The project is organized into four main components:

1. **VectorStorage**: The foundation for storing and managing vectors and metadata
2. **IVF Index**: An efficient search index using clustering to accelerate queries
3. **Embedding Generation**: Utilities to create vector embeddings from text using Gemini
4. **Sample Application**: A news headline search demo

## Understanding the Notebooks
Each notebook in this project explores a different aspect of vector databases:


`00_vector_storage.ipynb`
This notebook implements the core storage system for our MiniVecDB project. It introduces the concept of vector databases and demonstrates how to store, retrieve, and manage vector embeddings with metadata. The VectorStorage class handles basic operations like adding vectors, getting them by ID, deletion, and saving/loading the database to disk.


`01_ivf_index.ipynb`
This notebook builds on the storage layer to implement efficient search using the Inverted File (IVF) Index algorithm.

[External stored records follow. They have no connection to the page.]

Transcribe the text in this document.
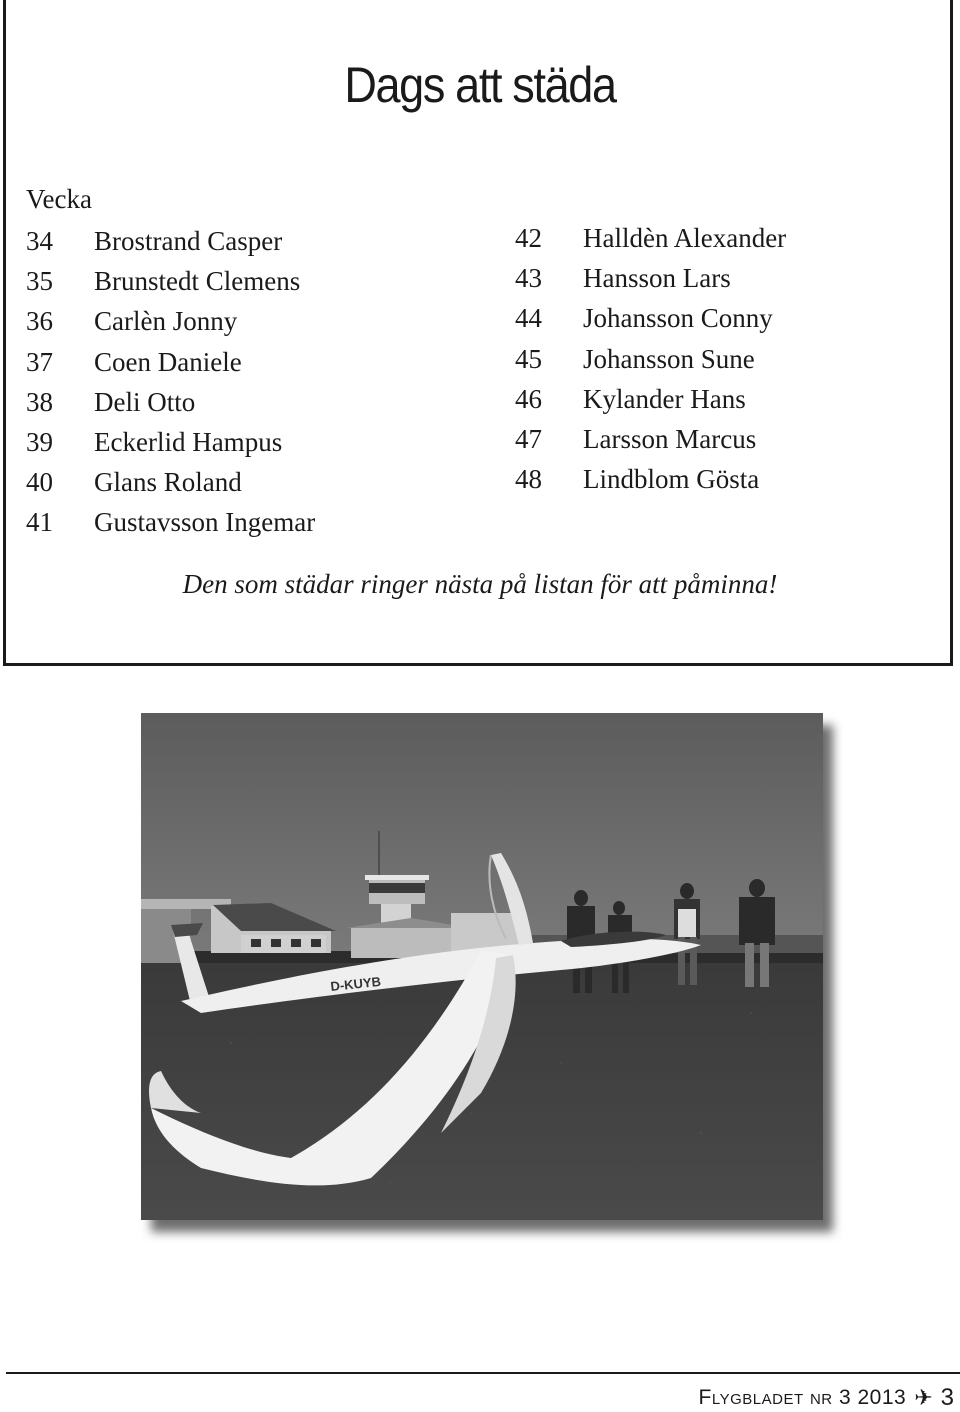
Dags att städa
Vecka
34	Brostrand Casper
35	Brunstedt Clemens
36	Carlèn Jonny
37	Coen Daniele
38	Deli Otto
39	Eckerlid Hampus
40	Glans Roland
41	Gustavsson Ingemar
42	Halldèn Alexander
43	Hansson Lars
44	Johansson Conny
45	Johansson Sune
46	Kylander Hans
47	Larsson Marcus
48	Lindblom Gösta
Den som städar ringer nästa på listan för att påminna!
D-KUYB
Flygbladet nr 3 2013 ✈ 3
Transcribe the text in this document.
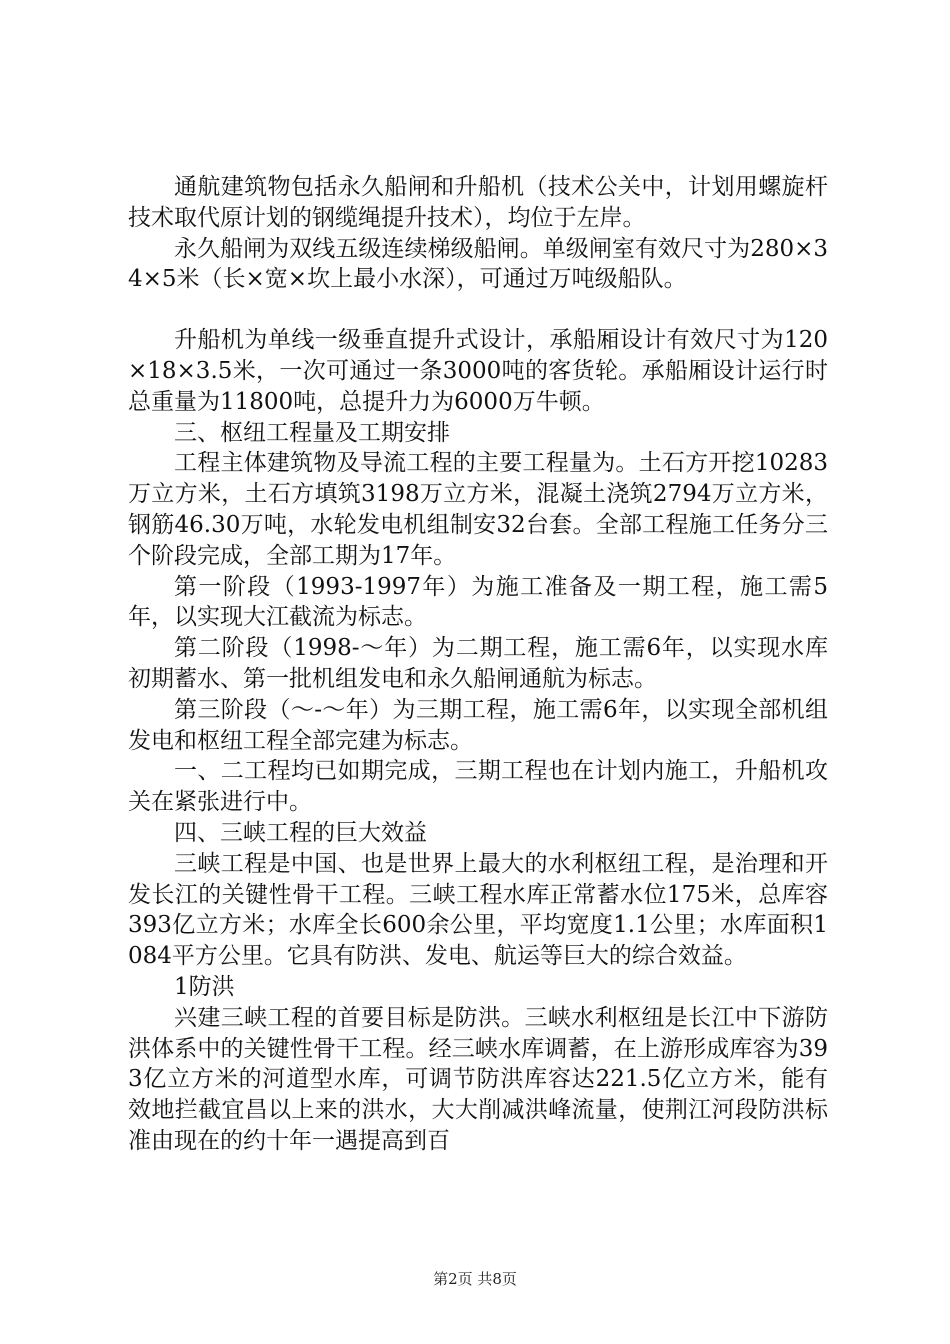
通航建筑物包括永久船闸和升船机（技术公关中，计划用螺旋杆技术取代原计划的钢缆绳提升技术），均位于左岸。

永久船闸为双线五级连续梯级船闸。单级闸室有效尺寸为280×34×5米（长×宽×坎上最小水深），可通过万吨级船队。

升船机为单线一级垂直提升式设计，承船厢设计有效尺寸为120×18×3.5米，一次可通过一条3000吨的客货轮。承船厢设计运行时总重量为11800吨，总提升力为6000万牛顿。

三、枢纽工程量及工期安排

工程主体建筑物及导流工程的主要工程量为。土石方开挖10283万立方米，土石方填筑3198万立方米，混凝土浇筑2794万立方米，钢筋46.30万吨，水轮发电机组制安32台套。全部工程施工任务分三个阶段完成，全部工期为17年。

第一阶段（1993-1997年）为施工准备及一期工程，施工需5年，以实现大江截流为标志。

第二阶段（1998-～年）为二期工程，施工需6年，以实现水库初期蓄水、第一批机组发电和永久船闸通航为标志。

第三阶段（～-～年）为三期工程，施工需6年，以实现全部机组发电和枢纽工程全部完建为标志。

一、二工程均已如期完成，三期工程也在计划内施工，升船机攻关在紧张进行中。

四、三峡工程的巨大效益

三峡工程是中国、也是世界上最大的水利枢纽工程，是治理和开发长江的关键性骨干工程。三峡工程水库正常蓄水位175米，总库容393亿立方米；水库全长600余公里，平均宽度1.1公里；水库面积1084平方公里。它具有防洪、发电、航运等巨大的综合效益。

1防洪

兴建三峡工程的首要目标是防洪。三峡水利枢纽是长江中下游防洪体系中的关键性骨干工程。经三峡水库调蓄，在上游形成库容为393亿立方米的河道型水库，可调节防洪库容达221.5亿立方米，能有效地拦截宜昌以上来的洪水，大大削减洪峰流量，使荆江河段防洪标准由现在的约十年一遇提高到百

第2页 共8页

It explains the challenge of searching through large vector collections and demonstrates how clustering vectors can dramatically improve search speed. The notebook covers different distance functions, K-means clustering, and searching with different parameters.


`02_gen_embeddings.ipynb`
This notebook sets up our connection to Google's Gemini API for creating text embeddings. It explains what embeddings are, how they capture semantic meaning, and why they're powerful for finding related content. The get_embedding function implemented here converts text to 768-dimensional vectors optimized for semantic similarity.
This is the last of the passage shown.